Aquella pequeña pausa intrigó a Juliana. El duque de Leighton no era precisamente famoso por su compasión, sino por su arrogante indiferencia, por lo que era sorprendente que se rebajara a llevar a cabo una tarea tan trivial como la de eliminar la tierra de sus manos.
—¿Por qué hace esto? —le preguntó ella de repente cuando el duque volvió a sumergir la tela en el cuenco.
Leighton no detuvo sus movimientos.
—Ya se lo he dicho. Su hermano se pondrá más que furioso. No hay necesidad de que, además, manche su ropa de sangre. Ni mis muebles.
—No. —Juliana sacudió la cabeza—. Quiero decir por qué me está curando usted. ¿No dispone de un batallón de sirvientes dispuesto a ejecutar cualquier tarea desagradable?
—Así es.
—¿Entonces?
—Los sirvientes cuchichean, señorita Fiori. Prefiero que el menor número posible de personas sepa que está usted aquí, sola, a estas horas de la noche.
Era solo un incordio para él. Nada más.
Tras un prolongado silencio, Leighton la miró a los ojos.
—¿No está de acuerdo?
Juliana se recuperó rápidamente.
—En absoluto. Es más, me sorprende que un hombre de su alcurnia y fortuna tenga sirvientes con tendencia al chismorreo. Imaginaba que habría encontrado el modo de despojarlos del deseo de socializar.
El duque torció un lado de la boca y sacudió la cabeza.
—Pese a estar ayudándola, se limita a encontrar nuevas formas de ofenderme.
Cuando Juliana respondió, lo hizo seria, con palabras sinceras.
—Discúlpeme si recelo de sus atenciones, su excelencia.

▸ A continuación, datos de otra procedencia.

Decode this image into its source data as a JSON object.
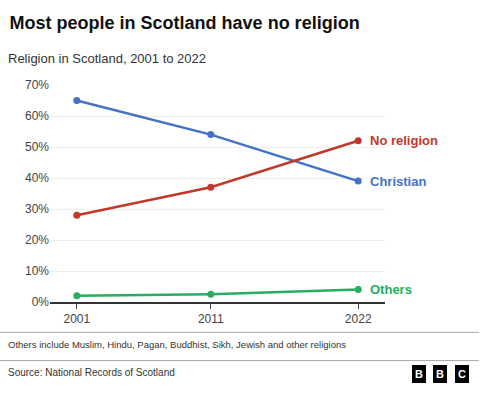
{
  "chart_data": {
    "type": "line",
    "title": "Most people in Scotland have no religion",
    "subtitle": "Religion in Scotland, 2001 to 2022",
    "x": [
      2001,
      2011,
      2022
    ],
    "series": [
      {
        "name": "Christian",
        "color": "#4472C4",
        "values": [
          65,
          54,
          39
        ]
      },
      {
        "name": "No religion",
        "color": "#C0392B",
        "values": [
          28,
          37,
          52
        ]
      },
      {
        "name": "Others",
        "color": "#27AE60",
        "values": [
          2,
          2.5,
          4
        ]
      }
    ],
    "xlim": [
      1999,
      2024
    ],
    "xticks": [
      2001,
      2011,
      2022
    ],
    "ylim": [
      0,
      70
    ],
    "yticks": [
      {
        "value": 0,
        "label": "0%"
      },
      {
        "value": 10,
        "label": "10%"
      },
      {
        "value": 20,
        "label": "20%"
      },
      {
        "value": 30,
        "label": "30%"
      },
      {
        "value": 40,
        "label": "40%"
      },
      {
        "value": 50,
        "label": "50%"
      },
      {
        "value": 60,
        "label": "60%"
      },
      {
        "value": 70,
        "label": "70%"
      }
    ],
    "grid": "y",
    "marker": "circle",
    "line_style": "solid",
    "footnote": "Others include Muslim, Hindu, Pagan, Buddhist, Sikh, Jewish and other religions",
    "source": "Source: National Records of Scotland",
    "logo": "BBC"
  }
}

Los labios del duque se tensaron formando una línea recta. Le cogió la otra mano y reanudó sus cuidados. Ambos observaron mientras él eliminaba la sangre seca y la gravilla de la cara interior de la muñeca, descubriendo una carne rosada y tierna que tardaría varios días en curarse.

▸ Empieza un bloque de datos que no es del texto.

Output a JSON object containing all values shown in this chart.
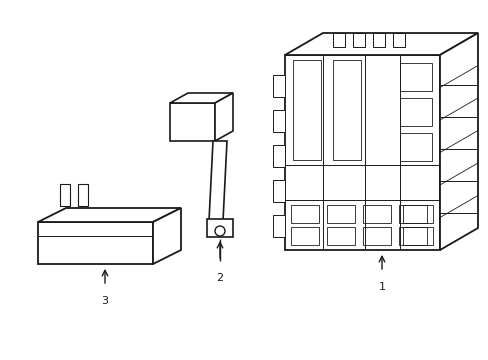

Sus movimientos eran gentiles pero firmes, y el roce del lino sobre la piel abrasada se hacía más soportable a medida que limpiaba las heridas. Juliana se fijó en que uno de los rubios rizos del duque le caía por la frente. Su semblante era, como siempre, severo y concentrado, como el de una de las apreciadas estatuas de mármol de su hermano.
Juliana se sintió invadida por un deseo familiar, uno que la dominaba siempre que él estaba cerca.
El deseo de agrietar aquella fachada.